There was a sound behind him, and he was startled. The pump-house was a quiet place, and all that he had heard so far was the call of birds in the acacia trees. This was a human noise. He looked round, but there was nothing. Then it came again, drifting through the bush, a squeaking noise as if from an unoiled wheel. Perhaps one of the orphans was wheeling a wheelbarrow or pushing one of those toy cars which children liked to fashion out of bits of old wire and tin.
Mr J.L.B. Matekoni wiped his hands on a piece of rag and stuffed the rag back into his pocket. The noise seemed to be coming closer now, and then he saw it, emerging from the scrub bush that obscured the twists of the path: a wheelchair, in which a girl was sitting, propelling the chair herself. When she looked up from the path ahead of her and saw Mr J.L.B. Matekoni she stopped, her hands gripping the rims of the wheels. For a moment they stared at one another, and then she smiled and began to make her way over the last few yards of pathway.
She greeted him politely, as a well-brought-up child would do.
"I hope that you are well, Rra," she said, offering her right hand while her left hand laid across the forearm in a gesture of respect.
They shook hands.
"I hope that my hands are not too oily," said Mr J.L.B. Matekoni. "I have been working on the pump."
The girl nodded. "I have brought you some water, Rra. Mma Potokwane said that you had come out here without anything to drink and you might be thirsty."
She reached into a bag that was slung under the seat of the chair and extracted a bottle.
Mr J.L.B. Matekoni took the water gratefully. He had just begun to feel thirsty and was regretting his failure to bring water with him. He took a swig from the bottle, watching the girl as he drank. She was still very young-about eleven or twelve, he thought-and she had a pleasant, open face. Her hair had been braided, and there were beads worked into the knots. She wore a faded blue dress, almost bleached to white by repeated washings, and a pair of scruffy tackles on her feet.

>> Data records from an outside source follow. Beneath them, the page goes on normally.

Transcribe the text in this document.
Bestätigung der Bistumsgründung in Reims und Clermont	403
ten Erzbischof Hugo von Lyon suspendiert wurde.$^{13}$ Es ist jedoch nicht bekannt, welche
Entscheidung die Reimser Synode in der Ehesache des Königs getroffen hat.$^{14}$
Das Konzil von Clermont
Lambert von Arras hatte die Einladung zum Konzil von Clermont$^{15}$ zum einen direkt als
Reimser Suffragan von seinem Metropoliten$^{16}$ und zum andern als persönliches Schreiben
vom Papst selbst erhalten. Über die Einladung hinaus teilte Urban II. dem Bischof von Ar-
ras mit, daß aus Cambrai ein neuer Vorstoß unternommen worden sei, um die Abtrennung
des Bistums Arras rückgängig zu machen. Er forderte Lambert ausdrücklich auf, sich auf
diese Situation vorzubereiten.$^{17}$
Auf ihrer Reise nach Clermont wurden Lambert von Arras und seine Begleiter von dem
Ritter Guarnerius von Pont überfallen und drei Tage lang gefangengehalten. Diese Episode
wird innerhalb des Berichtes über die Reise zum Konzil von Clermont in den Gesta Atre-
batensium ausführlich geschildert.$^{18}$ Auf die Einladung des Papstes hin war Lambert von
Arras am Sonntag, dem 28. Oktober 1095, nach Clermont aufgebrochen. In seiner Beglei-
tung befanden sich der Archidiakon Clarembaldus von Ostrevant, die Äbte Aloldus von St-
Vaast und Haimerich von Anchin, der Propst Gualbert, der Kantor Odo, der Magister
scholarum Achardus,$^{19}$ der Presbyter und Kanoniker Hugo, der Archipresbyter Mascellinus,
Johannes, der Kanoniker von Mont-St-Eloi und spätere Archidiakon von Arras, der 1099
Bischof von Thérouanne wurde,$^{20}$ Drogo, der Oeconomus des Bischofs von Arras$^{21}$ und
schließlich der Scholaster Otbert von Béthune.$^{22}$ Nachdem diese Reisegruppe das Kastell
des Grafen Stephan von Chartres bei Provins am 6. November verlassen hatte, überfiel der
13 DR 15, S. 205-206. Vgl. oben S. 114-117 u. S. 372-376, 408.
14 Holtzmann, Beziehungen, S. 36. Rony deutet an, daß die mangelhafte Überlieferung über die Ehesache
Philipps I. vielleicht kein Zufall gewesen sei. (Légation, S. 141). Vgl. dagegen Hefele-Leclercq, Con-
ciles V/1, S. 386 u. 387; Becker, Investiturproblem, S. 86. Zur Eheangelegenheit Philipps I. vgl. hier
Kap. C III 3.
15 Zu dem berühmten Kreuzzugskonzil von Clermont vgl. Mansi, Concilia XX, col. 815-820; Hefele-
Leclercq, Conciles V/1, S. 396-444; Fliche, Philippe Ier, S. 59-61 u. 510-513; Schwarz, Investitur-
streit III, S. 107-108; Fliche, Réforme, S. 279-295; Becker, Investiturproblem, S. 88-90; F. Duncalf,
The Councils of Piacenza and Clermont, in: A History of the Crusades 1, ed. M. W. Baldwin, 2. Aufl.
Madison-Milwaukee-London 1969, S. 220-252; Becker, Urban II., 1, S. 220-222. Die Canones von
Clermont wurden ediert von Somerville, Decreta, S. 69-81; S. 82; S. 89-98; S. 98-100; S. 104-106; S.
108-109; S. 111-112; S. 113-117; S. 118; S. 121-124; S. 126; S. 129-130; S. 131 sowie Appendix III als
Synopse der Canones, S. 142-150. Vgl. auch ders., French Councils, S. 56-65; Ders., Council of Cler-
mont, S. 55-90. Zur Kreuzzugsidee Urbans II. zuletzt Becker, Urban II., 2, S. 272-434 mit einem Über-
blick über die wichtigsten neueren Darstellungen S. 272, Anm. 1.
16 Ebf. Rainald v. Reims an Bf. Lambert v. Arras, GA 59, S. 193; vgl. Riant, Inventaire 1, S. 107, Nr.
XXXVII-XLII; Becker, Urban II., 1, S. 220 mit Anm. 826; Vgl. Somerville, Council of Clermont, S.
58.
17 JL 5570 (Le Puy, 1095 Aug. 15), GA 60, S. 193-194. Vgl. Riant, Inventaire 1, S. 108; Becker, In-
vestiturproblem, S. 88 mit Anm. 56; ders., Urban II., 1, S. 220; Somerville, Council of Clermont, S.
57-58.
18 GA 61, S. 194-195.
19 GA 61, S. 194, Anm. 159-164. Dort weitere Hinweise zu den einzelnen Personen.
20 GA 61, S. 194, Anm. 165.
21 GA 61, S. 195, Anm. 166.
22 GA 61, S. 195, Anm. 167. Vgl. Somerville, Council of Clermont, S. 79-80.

"Do you live here?" he asked. "On the farm?"
She nodded. "I have been here nearly one year," she answered. "I am here with my young brother. He is only five."
"Where did you come from?"
She lowered her gaze. "We came from up near Francistown. My mother is late. She died three years ago, when I was nine. We lived with a woman, in her yard. Then she told us we had to go."
Mr J.L.B. Matekoni said nothing. Mma Potokwane had told him the stories of some of the orphans, and each time he found that it made his heart smart with pain. In traditional society there was no such thing as an unwanted child; everybody would be looked after by somebody. But things were changing, and now there were orphans. This was particularly so now that there was this disease which was stalking through Africa. There were many more children now without parents and the orphan farm might be the only place for some of them to go. Is this what had happened to this girl? And why was she in a wheelchair?